耐震診断やリフォームが多い私だからこそなのかもしれませんが、エアコン設置のときに空けるスリーブ穴によって、筋かいや柱が欠損してしまう「事故」が多いです。たぶん20回以上見ていると思います。そもそも古い建物は筋かいが入っていないものもあるわけで、筋かいのある建物で更に筋かいにぶつかるケースは稀なはずなんですが。

しかしバレないだろう?ということか?それとも本当に気がつかないのか?適当にスリーブ穴を空けてしまう業者が多かったのかもしれません。穴を空ける機械になれている方に聞いたところ、筋かいなどに当たって貫通すれば、間違い無く気付く!そうです。なので、穴を空けても問題ない、くらいな気持ちなのかもしれません。

さすがに近年は、このことが問題になることが多く、今年は特に相談が多いです。家電量販店大手の場合、さんざん相談だけして無理難題を言ってドロンしました(もう絶対対応しません)。

とりあえず、筋かいや柱を欠損しないように下準備を十分にしてから、作業しましょうね。まずは図面で筋かいの位置を確認、そのうえで、壁裏センサーなどで裏に柱、間柱、筋かいがない箇所を特定してから行います。サーモグラフィーと壁裏センサを併用し、石膏ボードのみ先に穴を空けて、内部を確認後、完全にくりぬくといった慎重な方も見たことがあります。

それでも若干欠損してしまうケースがあります。それは穴を空けるべきスペースが他になくギリギリを狙った場合です。そんな場合や不注意でくりぬいた場合はどうすれば良いのでしょうか?

よく相談を受けます。だいたい写真で。お客様側から、電気屋さん側、大手量販店側、など相談元は様々です。そのとき「その程度では問題ありませんよ」と業者側から説明があることが多いそうです。それでお客様側が怒って・・・というパターンが多いようです。ということは、それで納得してしまって放置されているケースも多いようです。

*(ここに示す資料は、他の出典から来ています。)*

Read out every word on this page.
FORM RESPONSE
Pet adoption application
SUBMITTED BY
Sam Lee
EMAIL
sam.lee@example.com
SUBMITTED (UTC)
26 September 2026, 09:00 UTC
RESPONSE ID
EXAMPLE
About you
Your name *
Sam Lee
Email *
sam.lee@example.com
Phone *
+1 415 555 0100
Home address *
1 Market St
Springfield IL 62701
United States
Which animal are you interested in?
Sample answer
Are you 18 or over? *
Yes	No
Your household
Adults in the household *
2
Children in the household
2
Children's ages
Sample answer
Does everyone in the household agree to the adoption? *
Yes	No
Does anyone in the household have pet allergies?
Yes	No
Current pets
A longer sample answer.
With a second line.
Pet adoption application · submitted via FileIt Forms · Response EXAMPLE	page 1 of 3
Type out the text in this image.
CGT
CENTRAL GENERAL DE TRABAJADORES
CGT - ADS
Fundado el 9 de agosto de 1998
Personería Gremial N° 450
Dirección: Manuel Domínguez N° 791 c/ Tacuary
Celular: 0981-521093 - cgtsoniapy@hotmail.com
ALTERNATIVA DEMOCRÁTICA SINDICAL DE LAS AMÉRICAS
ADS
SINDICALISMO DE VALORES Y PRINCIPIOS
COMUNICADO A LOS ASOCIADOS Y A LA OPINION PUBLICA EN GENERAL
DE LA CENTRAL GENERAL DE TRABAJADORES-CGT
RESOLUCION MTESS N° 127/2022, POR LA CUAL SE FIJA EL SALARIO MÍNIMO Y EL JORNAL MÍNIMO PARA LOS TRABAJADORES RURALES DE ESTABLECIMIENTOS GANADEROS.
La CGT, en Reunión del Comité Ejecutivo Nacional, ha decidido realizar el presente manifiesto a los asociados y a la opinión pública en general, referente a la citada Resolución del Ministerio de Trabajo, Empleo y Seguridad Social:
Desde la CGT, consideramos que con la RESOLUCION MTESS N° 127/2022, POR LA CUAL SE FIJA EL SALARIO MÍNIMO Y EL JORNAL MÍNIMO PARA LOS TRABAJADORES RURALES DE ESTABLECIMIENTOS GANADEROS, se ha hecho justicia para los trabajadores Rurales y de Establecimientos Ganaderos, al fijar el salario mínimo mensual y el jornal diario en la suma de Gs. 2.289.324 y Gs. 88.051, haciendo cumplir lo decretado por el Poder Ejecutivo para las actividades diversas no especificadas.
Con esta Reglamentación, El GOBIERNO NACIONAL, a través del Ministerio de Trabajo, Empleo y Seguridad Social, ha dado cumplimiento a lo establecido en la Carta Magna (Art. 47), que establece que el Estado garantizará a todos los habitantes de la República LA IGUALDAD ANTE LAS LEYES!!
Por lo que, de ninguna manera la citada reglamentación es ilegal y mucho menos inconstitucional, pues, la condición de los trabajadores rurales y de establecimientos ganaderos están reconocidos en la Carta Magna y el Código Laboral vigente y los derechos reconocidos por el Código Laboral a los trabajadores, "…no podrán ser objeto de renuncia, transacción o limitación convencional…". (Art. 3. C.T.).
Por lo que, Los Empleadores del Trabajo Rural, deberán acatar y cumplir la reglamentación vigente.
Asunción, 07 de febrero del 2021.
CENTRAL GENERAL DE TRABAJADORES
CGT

筋かいは特に薄いです。多少の欠損で耐震性が一気に落ちることが多いです。柱は多少欠けたくらいでは大丈夫な場合が多いですが、大きな軸力を受ける場合など怖いです。

欠損が分かった場合、まずは内部側石膏ボードをエアコン取りつけの周囲の壁を剥がし、補強方法を検討します。なぜ剥がす前に検討だけじゃだめなのかというと、筋かいをちょっと切り欠いた程度でも、他の部分に欠損が広がっていたりするケースがあるからです。またどっちみち直すのであれば、部分的に石膏ボードを切り抜いても補修ができません。

業者側から、金物で補強すれば大丈夫、との回答がありますが、ほとんどの場合意味の無いその場しのぎの直し方が多いです。耐震診断などで壁を剥がしてみて発覚したケースが結構あります。意味がないどころか弱めているケースもあります。たかがエアコンと思わずに、適当に安価に取りつけてもらわないほうが良いです。

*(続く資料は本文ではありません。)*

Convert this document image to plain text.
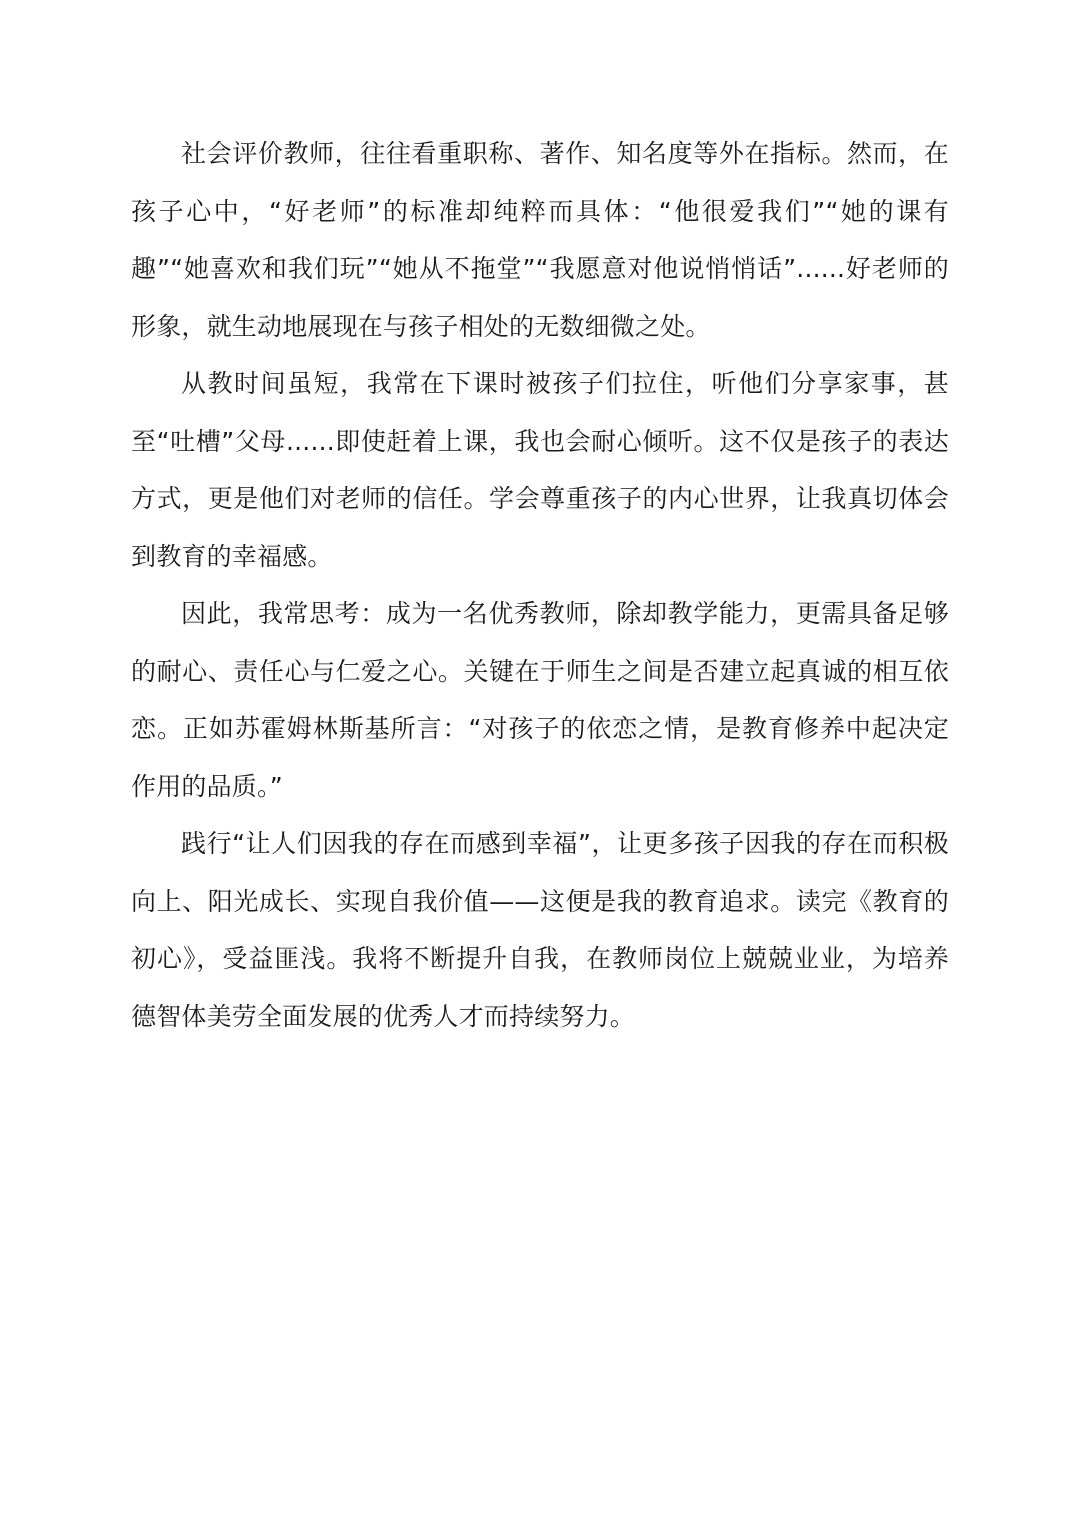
社会评价教师，往往看重职称、著作、知名度等外在指标。然而，在孩子心中，“好老师”的标准却纯粹而具体：“他很爱我们”“她的课有趣”“她喜欢和我们玩”“她从不拖堂”“我愿意对他说悄悄话”......好老师的形象，就生动地展现在与孩子相处的无数细微之处。

从教时间虽短，我常在下课时被孩子们拉住，听他们分享家事，甚至“吐槽”父母......即使赶着上课，我也会耐心倾听。这不仅是孩子的表达方式，更是他们对老师的信任。学会尊重孩子的内心世界，让我真切体会到教育的幸福感。

因此，我常思考：成为一名优秀教师，除却教学能力，更需具备足够的耐心、责任心与仁爱之心。关键在于师生之间是否建立起真诚的相互依恋。正如苏霍姆林斯基所言：“对孩子的依恋之情，是教育修养中起决定作用的品质。”

践行“让人们因我的存在而感到幸福”，让更多孩子因我的存在而积极向上、阳光成长、实现自我价值——这便是我的教育追求。读完《教育的初心》，受益匪浅。我将不断提升自我，在教师岗位上兢兢业业，为培养德智体美劳全面发展的优秀人才而持续努力。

なお、木造3階建ては、スリーブを付けるときに更に注意が必要です。構造用合板の強度を落とさないようにする必要があります。柱の際は論外です。もちろん木造2階建てでも構造用合板で耐力を取っている建物では同様です。品確法などで石膏ボードを耐力に入れている場合は更に注意が必要です。構造技術者に相談したほうが良いでしょう。

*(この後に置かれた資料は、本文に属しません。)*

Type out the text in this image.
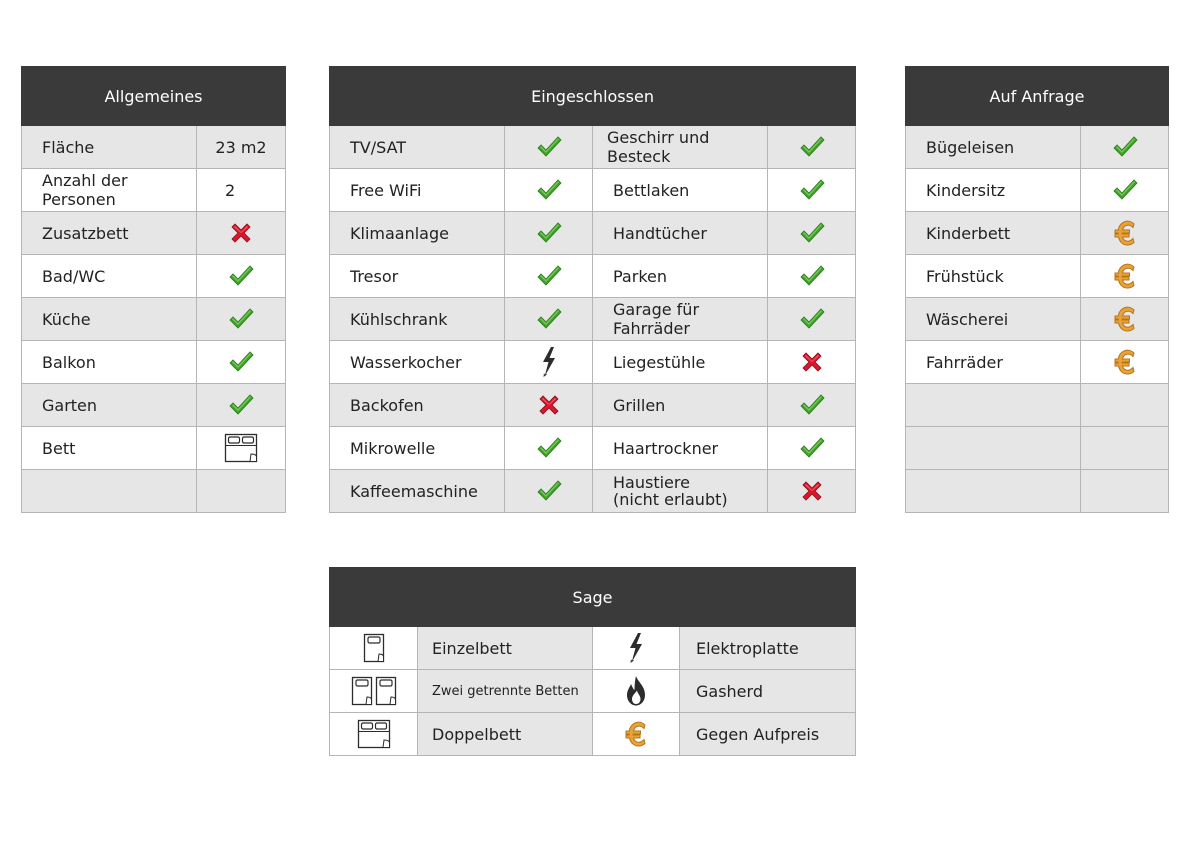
Allgemeines	
Fläche	23 m2
Anzahl der Personen	2
Zusatzbett	
Bad/WC	
Küche	
Balkon	
Garten	
Bett	

Eingeschlossen			
TV/SAT		Geschirr und Besteck	
Free WiFi		Bettlaken	
Klimaanlage		Handtücher	
Tresor		Parken	
Kühlschrank		Garage für Fahrräder	
Wasserkocher		Liegestühle	
Backofen		Grillen	
Mikrowelle		Haartrockner	
Kaffeemaschine		Haustiere
(nicht erlaubt)

Auf Anfrage	
Bügeleisen	
Kindersitz	
Kinderbett	
Frühstück	
Wäscherei	
Fahrräder	

Sage			
	Einzelbett		Elektroplatte
	Zwei getrennte Betten		Gasherd
	Doppelbett		Gegen Aufpreis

最後に、エアコンではないですが、窓枠を取りつけて「意図的に」筋かいを欠損させた「最悪のケース」をお見せします。この建物は木造3階建てでビルトインガレージ。そして他にも窓があり、「ここしか耐力壁がなかった」ケースです。

窓がついているので筋かいを切り欠いている

このケースで、窓を取り外すわけにもいかなかったので、方杖補強や内部補強で、耐震補強を実施しました。